Na 93ª edição do podcast Redação DISCONECTA, o programa mergulha na mente e na obra de um dos maiores camaleões da história do rock. Conduzido pelos apresentadores Marcelo Scherer e Luis Fernando Brod, o episódio conta com a participação do convidado especial Marcus Vinícius, colaborador do portal e criador do projeto Balanço Musical. O foco do debate é a celebração dos 50 anos de Station to Station, um dos discos mais polêmicos e fascinantes de David Bowie.

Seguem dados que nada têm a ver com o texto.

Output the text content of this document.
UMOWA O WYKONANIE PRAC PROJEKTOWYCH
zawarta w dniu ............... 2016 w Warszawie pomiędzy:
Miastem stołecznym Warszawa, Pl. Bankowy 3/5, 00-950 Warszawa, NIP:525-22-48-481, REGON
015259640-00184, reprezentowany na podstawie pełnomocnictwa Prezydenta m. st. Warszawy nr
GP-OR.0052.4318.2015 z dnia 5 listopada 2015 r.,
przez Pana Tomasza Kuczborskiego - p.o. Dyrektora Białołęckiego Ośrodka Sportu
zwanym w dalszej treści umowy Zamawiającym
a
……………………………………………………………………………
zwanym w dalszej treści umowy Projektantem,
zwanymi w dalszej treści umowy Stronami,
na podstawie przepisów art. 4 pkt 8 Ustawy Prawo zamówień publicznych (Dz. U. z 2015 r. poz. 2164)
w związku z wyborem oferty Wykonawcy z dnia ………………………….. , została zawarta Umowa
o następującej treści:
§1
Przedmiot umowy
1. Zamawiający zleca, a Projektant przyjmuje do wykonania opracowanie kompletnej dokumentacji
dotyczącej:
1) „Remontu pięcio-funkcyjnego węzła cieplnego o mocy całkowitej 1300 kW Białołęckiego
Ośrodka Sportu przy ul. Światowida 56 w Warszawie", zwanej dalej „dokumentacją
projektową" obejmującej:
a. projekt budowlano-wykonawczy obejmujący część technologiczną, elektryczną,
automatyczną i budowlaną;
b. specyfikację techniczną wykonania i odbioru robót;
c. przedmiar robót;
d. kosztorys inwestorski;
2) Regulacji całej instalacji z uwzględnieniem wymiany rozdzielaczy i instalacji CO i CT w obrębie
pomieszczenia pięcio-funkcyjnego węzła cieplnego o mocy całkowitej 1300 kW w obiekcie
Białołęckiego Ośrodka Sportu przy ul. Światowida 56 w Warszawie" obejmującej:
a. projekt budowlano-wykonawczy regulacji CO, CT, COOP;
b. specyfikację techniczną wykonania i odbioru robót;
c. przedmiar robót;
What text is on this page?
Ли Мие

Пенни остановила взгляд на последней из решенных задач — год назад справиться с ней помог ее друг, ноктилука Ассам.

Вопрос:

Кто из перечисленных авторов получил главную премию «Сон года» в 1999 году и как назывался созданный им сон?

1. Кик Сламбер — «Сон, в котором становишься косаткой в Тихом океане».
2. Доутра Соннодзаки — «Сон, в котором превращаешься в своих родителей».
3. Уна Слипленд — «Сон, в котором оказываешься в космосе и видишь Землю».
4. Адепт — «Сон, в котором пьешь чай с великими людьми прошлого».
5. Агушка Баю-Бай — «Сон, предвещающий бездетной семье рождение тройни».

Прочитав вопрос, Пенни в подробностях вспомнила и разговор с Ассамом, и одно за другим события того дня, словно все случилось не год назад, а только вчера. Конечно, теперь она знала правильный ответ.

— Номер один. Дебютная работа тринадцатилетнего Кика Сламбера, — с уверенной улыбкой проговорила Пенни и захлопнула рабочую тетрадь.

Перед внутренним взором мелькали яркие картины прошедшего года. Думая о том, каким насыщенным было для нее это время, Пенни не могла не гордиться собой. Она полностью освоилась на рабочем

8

O episódio destaca como o álbum representa um momento crucial de transição na trajetória do artista. Bowie estava saindo da bem-sucedida fase soul e funk do álbum Young Americans para se aventurar em uma sonoridade que abriria as portas para a sua famosa “Trilogia de Berlim”. É nesse cenário que ganha vida a sua última grande persona conceitual: o pálido e gélido Thin White Duke.

No entanto, a genialidade da obra esconde bastidores sombrios. O podcast não foge dos temas pesados e explora o estado extremo de dependência química em que Bowie se encontrava, impulsionado por um consumo alarmante de cocaína e noites sem dormir. Os participantes detalham como esse momento de psicose e paranoia levou o cantor a se envolver com o ocultismo e a dar declarações infelizes e controversas na mídia, chegando ao ponto de o próprio artista afirmar, anos depois, que não guardava nenhuma lembrança das sessões de gravação do disco. O programa também aborda a parceria com Iggy Pop, a quem Bowie tentou ajudar durante um período em que ambos tentavam escapar do abismo das drogas.

Apesar do turbilhão pessoal, a mesa concorda que o resultado entregue no estúdio foi impecável. A discussão analisa as texturas musicais de Station to Station, ressaltando a mistura inusitada de elementos do Krautrock alemão, Art Rock e R&B. O brilhante trabalho da banda de apoio recebe atenção especial no bate-papo, com grandes elogios às linhas de baixo encorpadas e marcantes de George Murray, além do trabalho cirúrgico do baterista Dennis Davis e a excelência das guitarras em canções como “Stay”.

Brod, Marcelo e Marcus chegam a um consenso: embora Station to Station não seja o disco mais recomendado para ouvintes iniciantes que desejam dar os primeiros passos no universo de David Bowie, trata-se de um projeto monumental. A sua influência foi gigantesca e ajudou a ditar as regras e a atmosfera para o movimento pós-punk que surgiria na Inglaterra nos anos seguintes.